The priest was so shaken by what he found that he ordered Disney close the ride immediately. There was something that no person should be exposed to on that ride, was his answer. Something not of this world.

Disney obviously refused to close the ride, so the priest thought of a plan. Drawing a cross in holy water on a mushroom in the attraction, a light was ordered to be left on the mushroom at all times to keep the spirit at bay.

This brings us to 2004, when I started working on Splash Mountain. The first night I was doing my walk through, my supervisor Tom told me the whole story of Remus and the light on the mushroom. I thought he was kidding. After all, workplace ghost stories aren't exactly rare. I figured this was just Tom pulling the new guy's leg. We were about to leave the Laughing Place section, when Tom called into the dark tunnel, "I left a light on for you Remus" He then turned to me and said, "Always leave the light on for Remus".

I made pretty good on that promise, until about 2 years later, when for whatever reason, I forgot to leave Remus' light on.

The next day, a child climbing out of his log slipped and got his foot caught between the log and shore, causing his foot to be ripped off when the log suddenly moved.

Every night after that, I made sure to leave the light on for Remus. Over the next few years, every now and again some intern or College Program student would forget, and an incident would always occur the following day:

Charles Davis fractured both his arms leaping out of a boat during an evacuation

Dennis Johnson became hysterical and tried to climb off the ride, only to fall and be struck by an oncoming boat.
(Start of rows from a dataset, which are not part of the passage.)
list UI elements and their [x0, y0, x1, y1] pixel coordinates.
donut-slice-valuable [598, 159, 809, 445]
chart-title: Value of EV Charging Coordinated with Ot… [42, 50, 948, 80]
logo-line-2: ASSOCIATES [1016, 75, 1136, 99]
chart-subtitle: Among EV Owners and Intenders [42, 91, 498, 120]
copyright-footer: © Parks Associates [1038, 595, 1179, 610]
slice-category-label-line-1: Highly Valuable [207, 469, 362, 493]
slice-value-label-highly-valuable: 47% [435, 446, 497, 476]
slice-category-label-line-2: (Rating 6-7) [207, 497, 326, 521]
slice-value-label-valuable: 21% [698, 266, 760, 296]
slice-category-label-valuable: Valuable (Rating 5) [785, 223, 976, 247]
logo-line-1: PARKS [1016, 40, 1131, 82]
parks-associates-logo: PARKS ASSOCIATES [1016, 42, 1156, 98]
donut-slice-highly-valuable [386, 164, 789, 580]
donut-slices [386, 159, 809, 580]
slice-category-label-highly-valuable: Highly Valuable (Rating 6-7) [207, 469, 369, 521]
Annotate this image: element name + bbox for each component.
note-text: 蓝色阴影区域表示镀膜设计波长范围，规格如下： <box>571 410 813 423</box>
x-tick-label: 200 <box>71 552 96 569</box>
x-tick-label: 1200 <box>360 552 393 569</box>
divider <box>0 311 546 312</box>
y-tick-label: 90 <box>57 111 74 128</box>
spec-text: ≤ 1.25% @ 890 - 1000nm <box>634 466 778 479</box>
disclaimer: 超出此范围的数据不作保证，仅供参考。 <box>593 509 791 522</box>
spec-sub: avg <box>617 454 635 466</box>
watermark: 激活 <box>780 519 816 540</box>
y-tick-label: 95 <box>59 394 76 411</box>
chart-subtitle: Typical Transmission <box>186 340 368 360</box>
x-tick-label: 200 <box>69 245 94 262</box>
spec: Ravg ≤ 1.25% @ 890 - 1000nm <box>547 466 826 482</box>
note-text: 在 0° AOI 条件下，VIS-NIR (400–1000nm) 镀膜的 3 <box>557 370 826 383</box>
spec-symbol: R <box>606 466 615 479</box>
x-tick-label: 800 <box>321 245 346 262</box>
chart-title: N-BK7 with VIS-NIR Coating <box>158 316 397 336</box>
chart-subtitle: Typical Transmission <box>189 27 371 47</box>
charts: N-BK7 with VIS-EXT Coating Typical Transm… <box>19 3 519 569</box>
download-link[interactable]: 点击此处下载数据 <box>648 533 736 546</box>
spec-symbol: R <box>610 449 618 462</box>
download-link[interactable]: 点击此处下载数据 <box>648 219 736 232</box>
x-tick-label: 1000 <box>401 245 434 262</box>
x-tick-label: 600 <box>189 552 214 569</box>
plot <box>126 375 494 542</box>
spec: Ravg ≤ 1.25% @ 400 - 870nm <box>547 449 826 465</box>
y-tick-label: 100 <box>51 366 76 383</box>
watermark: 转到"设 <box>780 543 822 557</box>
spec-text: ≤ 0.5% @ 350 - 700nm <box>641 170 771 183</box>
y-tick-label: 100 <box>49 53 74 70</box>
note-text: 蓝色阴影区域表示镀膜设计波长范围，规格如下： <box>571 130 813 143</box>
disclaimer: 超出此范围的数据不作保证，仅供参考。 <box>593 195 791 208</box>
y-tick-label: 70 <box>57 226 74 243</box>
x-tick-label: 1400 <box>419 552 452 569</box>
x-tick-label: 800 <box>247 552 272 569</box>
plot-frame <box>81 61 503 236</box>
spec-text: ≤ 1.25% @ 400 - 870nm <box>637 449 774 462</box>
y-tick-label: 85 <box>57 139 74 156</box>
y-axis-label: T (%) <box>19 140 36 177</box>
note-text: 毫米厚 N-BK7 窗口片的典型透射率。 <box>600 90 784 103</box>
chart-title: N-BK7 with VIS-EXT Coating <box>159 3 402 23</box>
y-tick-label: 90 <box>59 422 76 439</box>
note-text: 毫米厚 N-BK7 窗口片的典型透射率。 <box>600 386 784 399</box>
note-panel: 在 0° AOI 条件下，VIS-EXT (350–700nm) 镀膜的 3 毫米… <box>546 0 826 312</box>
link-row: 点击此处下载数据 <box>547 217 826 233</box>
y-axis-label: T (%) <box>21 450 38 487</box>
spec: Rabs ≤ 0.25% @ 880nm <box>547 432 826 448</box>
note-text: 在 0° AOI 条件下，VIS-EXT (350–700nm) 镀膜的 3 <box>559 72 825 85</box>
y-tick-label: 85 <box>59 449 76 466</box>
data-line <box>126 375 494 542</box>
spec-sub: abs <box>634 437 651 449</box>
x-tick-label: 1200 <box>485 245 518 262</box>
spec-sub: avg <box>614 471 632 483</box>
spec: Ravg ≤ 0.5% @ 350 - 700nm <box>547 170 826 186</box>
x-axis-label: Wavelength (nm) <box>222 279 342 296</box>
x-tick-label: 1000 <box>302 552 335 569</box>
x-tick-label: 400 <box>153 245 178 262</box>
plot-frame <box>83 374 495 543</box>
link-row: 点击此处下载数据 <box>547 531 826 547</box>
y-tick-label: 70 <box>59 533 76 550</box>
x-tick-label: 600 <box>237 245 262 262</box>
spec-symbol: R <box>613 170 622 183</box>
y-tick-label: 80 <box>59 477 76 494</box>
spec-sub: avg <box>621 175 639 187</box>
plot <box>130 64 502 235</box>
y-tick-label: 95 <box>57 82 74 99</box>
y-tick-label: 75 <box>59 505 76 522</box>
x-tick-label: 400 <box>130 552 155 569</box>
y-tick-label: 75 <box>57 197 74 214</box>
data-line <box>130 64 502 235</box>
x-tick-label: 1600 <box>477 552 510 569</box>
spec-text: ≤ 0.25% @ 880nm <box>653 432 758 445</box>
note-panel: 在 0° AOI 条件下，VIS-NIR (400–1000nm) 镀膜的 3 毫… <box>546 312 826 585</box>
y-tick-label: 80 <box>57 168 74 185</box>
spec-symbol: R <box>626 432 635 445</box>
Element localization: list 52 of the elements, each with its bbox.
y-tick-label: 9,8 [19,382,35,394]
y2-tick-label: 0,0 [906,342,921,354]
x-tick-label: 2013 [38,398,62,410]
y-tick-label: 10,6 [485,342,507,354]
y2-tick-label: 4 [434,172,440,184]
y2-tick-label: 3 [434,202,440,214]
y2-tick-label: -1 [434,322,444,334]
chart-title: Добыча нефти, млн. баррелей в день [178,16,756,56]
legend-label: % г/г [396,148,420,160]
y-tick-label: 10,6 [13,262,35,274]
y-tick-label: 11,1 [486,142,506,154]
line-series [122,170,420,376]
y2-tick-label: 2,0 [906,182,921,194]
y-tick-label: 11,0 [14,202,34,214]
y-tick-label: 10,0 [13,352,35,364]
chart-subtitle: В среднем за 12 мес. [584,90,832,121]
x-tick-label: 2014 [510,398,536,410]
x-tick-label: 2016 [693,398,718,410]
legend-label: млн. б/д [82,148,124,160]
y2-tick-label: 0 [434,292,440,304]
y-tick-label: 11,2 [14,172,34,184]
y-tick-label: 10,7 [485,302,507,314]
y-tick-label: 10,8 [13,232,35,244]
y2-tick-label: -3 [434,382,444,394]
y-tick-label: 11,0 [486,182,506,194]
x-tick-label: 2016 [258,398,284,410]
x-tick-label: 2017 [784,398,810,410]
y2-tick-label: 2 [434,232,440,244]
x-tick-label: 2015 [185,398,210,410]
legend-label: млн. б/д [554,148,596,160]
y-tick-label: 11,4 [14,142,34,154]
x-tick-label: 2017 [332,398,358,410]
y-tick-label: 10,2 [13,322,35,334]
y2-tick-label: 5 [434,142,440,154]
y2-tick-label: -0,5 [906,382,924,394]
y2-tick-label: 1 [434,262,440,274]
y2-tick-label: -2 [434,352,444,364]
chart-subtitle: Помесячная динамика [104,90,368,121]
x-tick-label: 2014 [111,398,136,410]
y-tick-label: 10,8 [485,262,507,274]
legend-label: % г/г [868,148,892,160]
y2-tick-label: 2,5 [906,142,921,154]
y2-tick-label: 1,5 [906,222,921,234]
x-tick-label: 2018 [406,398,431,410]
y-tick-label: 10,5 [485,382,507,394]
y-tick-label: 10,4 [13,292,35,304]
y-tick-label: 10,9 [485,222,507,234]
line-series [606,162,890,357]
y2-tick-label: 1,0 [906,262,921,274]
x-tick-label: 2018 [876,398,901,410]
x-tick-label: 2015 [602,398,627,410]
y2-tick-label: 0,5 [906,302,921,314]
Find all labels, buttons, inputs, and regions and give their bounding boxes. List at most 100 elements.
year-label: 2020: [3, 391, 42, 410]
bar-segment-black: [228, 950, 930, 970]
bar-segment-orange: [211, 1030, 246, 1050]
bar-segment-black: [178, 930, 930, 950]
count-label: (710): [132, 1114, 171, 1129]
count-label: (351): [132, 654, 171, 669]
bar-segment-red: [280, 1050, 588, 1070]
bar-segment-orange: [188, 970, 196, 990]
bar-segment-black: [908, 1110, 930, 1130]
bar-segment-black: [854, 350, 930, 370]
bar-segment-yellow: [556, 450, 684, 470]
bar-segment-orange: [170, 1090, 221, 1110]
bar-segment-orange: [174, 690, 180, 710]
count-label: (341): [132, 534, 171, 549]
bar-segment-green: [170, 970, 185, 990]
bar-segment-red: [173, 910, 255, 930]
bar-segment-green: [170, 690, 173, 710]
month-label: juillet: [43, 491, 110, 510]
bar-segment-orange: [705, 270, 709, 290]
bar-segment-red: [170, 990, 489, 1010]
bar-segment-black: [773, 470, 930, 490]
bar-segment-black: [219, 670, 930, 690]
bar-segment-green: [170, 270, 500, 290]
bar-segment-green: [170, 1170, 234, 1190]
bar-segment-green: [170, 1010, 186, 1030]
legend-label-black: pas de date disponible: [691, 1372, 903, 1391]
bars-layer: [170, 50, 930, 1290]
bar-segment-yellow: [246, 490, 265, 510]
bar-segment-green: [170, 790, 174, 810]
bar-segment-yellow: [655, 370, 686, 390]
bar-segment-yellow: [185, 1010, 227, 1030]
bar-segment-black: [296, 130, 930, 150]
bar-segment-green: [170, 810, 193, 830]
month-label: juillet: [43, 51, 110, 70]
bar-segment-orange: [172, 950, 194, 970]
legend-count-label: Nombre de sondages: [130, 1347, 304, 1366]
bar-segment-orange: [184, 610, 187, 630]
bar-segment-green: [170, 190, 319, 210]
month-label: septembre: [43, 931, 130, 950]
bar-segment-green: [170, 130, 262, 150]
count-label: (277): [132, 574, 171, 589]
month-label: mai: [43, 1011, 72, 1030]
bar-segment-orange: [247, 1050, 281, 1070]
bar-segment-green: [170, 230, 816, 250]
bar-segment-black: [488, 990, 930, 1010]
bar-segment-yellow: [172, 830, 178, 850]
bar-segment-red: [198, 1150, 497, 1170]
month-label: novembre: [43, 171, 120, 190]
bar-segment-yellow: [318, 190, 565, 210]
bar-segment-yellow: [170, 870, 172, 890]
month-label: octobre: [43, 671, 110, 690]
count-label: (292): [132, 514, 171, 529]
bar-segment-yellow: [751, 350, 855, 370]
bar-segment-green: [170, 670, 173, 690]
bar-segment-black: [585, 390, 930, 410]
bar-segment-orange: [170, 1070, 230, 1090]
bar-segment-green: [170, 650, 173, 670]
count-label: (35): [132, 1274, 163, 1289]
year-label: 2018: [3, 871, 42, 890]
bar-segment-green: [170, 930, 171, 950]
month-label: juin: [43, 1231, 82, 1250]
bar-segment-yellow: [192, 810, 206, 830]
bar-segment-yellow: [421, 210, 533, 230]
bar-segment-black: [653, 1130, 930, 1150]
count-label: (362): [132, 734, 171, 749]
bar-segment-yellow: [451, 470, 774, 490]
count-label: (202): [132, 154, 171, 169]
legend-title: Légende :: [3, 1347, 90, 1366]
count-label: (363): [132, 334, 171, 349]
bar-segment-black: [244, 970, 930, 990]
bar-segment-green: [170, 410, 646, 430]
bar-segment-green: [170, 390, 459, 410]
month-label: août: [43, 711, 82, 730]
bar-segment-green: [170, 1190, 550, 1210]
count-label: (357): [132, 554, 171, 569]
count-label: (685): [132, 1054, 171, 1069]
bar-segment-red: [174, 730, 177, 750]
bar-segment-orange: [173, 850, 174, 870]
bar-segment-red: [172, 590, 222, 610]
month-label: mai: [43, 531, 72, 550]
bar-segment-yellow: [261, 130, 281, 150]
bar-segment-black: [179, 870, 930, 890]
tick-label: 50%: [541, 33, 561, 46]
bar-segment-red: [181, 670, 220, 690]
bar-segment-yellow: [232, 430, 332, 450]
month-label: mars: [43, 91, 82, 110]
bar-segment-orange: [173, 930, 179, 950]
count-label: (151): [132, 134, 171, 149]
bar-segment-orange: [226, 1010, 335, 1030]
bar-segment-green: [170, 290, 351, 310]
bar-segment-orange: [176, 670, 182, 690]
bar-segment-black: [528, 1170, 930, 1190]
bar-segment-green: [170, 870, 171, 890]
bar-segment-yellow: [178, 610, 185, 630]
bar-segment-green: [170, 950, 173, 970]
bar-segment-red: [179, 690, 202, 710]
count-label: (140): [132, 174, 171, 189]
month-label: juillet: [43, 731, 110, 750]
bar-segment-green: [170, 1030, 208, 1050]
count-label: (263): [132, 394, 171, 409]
Zoey Fannie managed to get off the ride vehicle and climb a fake tree, eventually falling and breaking her back.

By the time I left in 2011, I had either seen or heard of twenty seven incidents occurring on or around Splash Mountain. I can only imagine how many have occurred since then.

Of course as you know, Disneyland and Splash Mountain were closed for most of 2020 and early 2021 due to the pandemic. A group of higher ups who were aware of the curse did some research into paranormal activities. They found out about the connection between Remus and Song Of the South, and deduced that was what was dragging the ordeal out.

Nobody knows when Disney will actually go through with removing the Song Of the South theme. It could be months, years, even decades. Until they do, I only hope that whatever Cast Member closes the ride leaves a light on for Remus.